Our device is capable of conducting on-site water quality tests quickly and can detect up to 24 types of metal contaminants, which is double the capacity of other commercially available water sensors. Using a chelating agent in the device ensures that its sensor is as sensitive in detecting heavy metals as the body’s natural defence mechanism against metal intoxication.

Yong Ken-Tye, Associate Professor and Chair, School of Electrical and Electronic Engineering, Nanyang Technological University

Inspired by the body’s metal sensing mechanism

The device features an optical fiber sensor customized with a chelating agent, as well as a laser that illuminates through it. The optical fiber sensor is linked to a processing unit that shows the outcomes of the water quality test.
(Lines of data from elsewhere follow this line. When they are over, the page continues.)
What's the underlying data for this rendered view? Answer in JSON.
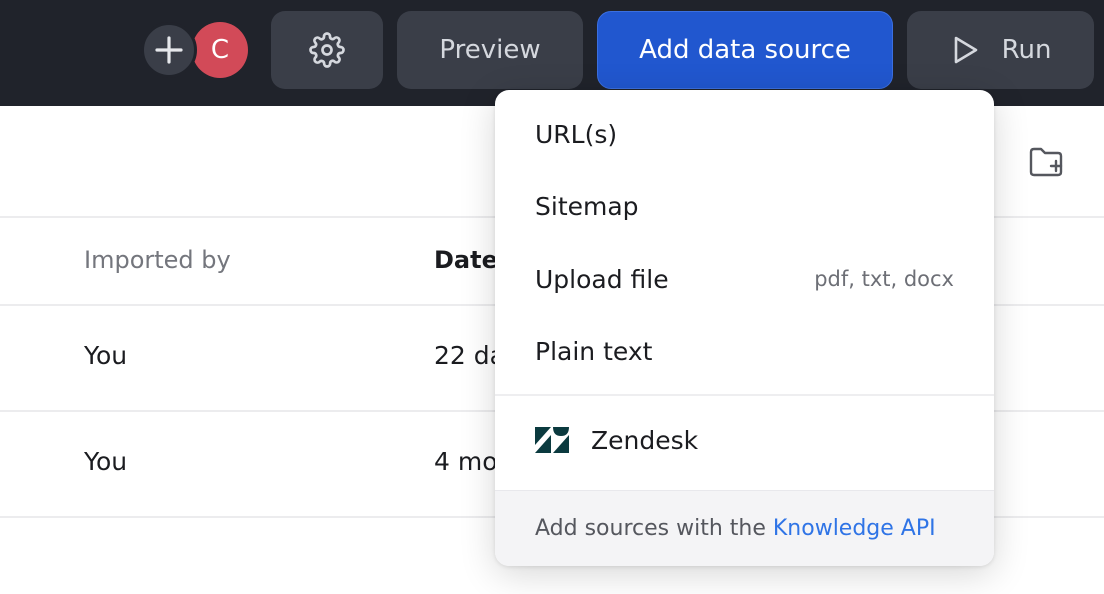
{
  "header": {
    "avatar_initial": "C",
    "preview_label": "Preview",
    "add_source_label": "Add data source",
    "run_label": "Run"
  },
  "table": {
    "columns": [
      "Imported by",
      "Date"
    ],
    "rows": [
      {
        "imported_by": "You",
        "date": "22 da"
      },
      {
        "imported_by": "You",
        "date": "4 mo"
      }
    ]
  },
  "dropdown": {
    "items": [
      {
        "label": "URL(s)",
        "hint": ""
      },
      {
        "label": "Sitemap",
        "hint": ""
      },
      {
        "label": "Upload file",
        "hint": "pdf, txt, docx"
      },
      {
        "label": "Plain text",
        "hint": ""
      }
    ],
    "integration": {
      "label": "Zendesk",
      "icon": "zendesk-icon"
    },
    "footer_text": "Add sources with the",
    "footer_link": "Knowledge API"
  },
  "colors": {
    "topbar": "#20232b",
    "primary": "#2157cf",
    "avatar": "#d24a58",
    "link": "#2f74e6"
  }
}
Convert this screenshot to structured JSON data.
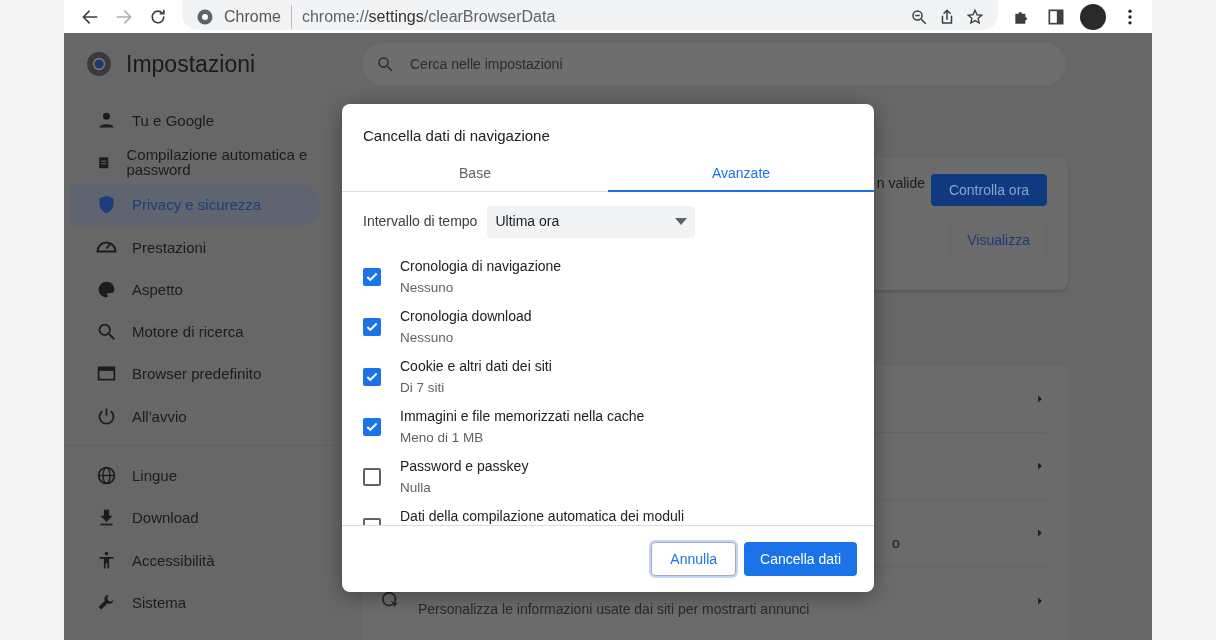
{
  "browser": {
    "site_label": "Chrome",
    "url": "chrome://**settings**/clearBrowserData"
  },
  "header": {
    "title": "Impostazioni",
    "search": {
      "placeholder": "Cerca nelle impostazioni"
    }
  },
  "sidebar": {
    "groups": [
      {
        "items": [
          {
            "label": "Tu e Google",
            "selected": false
          },
          {
            "label": "Compilazione automatica e password",
            "selected": false
          },
          {
            "label": "Privacy e sicurezza",
            "selected": true
          },
          {
            "label": "Prestazioni",
            "selected": false
          },
          {
            "label": "Aspetto",
            "selected": false
          },
          {
            "label": "Motore di ricerca",
            "selected": false
          },
          {
            "label": "Browser predefinito",
            "selected": false
          },
          {
            "label": "All'avvio",
            "selected": false
          }
        ]
      },
      {
        "items": [
          {
            "label": "Lingue",
            "selected": false
          },
          {
            "label": "Download",
            "selected": false
          },
          {
            "label": "Accessibilità",
            "selected": false
          },
          {
            "label": "Sistema",
            "selected": false
          }
        ]
      }
    ]
  },
  "background": {
    "safety_card": {
      "text": "n valide",
      "button": "Controlla ora",
      "link": "Visualizza"
    },
    "privacy_card": {
      "partial_text": "o",
      "last_row_text": "Personalizza le informazioni usate dai siti per mostrarti annunci"
    }
  },
  "dialog": {
    "title": "Cancella dati di navigazione",
    "tabs": [
      {
        "label": "Base",
        "selected": false
      },
      {
        "label": "Avanzate",
        "selected": true
      }
    ],
    "time_range": {
      "label": "Intervallo di tempo",
      "value": "Ultima ora"
    },
    "options": [
      {
        "label": "Cronologia di navigazione",
        "detail": "Nessuno",
        "checked": true
      },
      {
        "label": "Cronologia download",
        "detail": "Nessuno",
        "checked": true
      },
      {
        "label": "Cookie e altri dati dei siti",
        "detail": "Di 7 siti",
        "checked": true
      },
      {
        "label": "Immagini e file memorizzati nella cache",
        "detail": "Meno di 1 MB",
        "checked": true
      },
      {
        "label": "Password e passkey",
        "detail": "Nulla",
        "checked": false
      },
      {
        "label": "Dati della compilazione automatica dei moduli",
        "checked": false
      }
    ],
    "buttons": [
      {
        "label": "Annulla",
        "kind": "secondary"
      },
      {
        "label": "Cancella dati",
        "kind": "primary"
      }
    ]
  }
}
The metal ions within a water sample contaminated by heavy metals will adhere to the chelating agent present on the optical fiber sensor. This causes a change in the output light spectrum, from which the processing unit of the device subsequently computes the concentration of heavy metals present in the sample. It takes five minutes to do this process.

The device can easily be integrated into any existing in-line water treatment plant. While our product is competitive enough to penetrate the market, we are still working to enhance and expand our water sensor product line. For instance, we are exploring ways to translate this technology for domestic use, such as in domestic water filtration systems and electric water kettles.

Professor Tjin Swee Chuan, Associate Provost, Graduate Education & Lifelong Learning, Nanyang Technological University

The NTU researchers have already filed for two patents and now they have effectively established a spin-off company, Waterply, which is presently working with other local firms to gather more information via the team’s invention to enhance the device’s precision.

Waterply is also teaming up with a state-owned company based in China to create sophisticated water sensors that can address water pollution.

The study was supported by NTU’s Nanyang Environment and Water Research Institute (NEWRI), and NTUitive, NTU’s innovation, and enterprise company.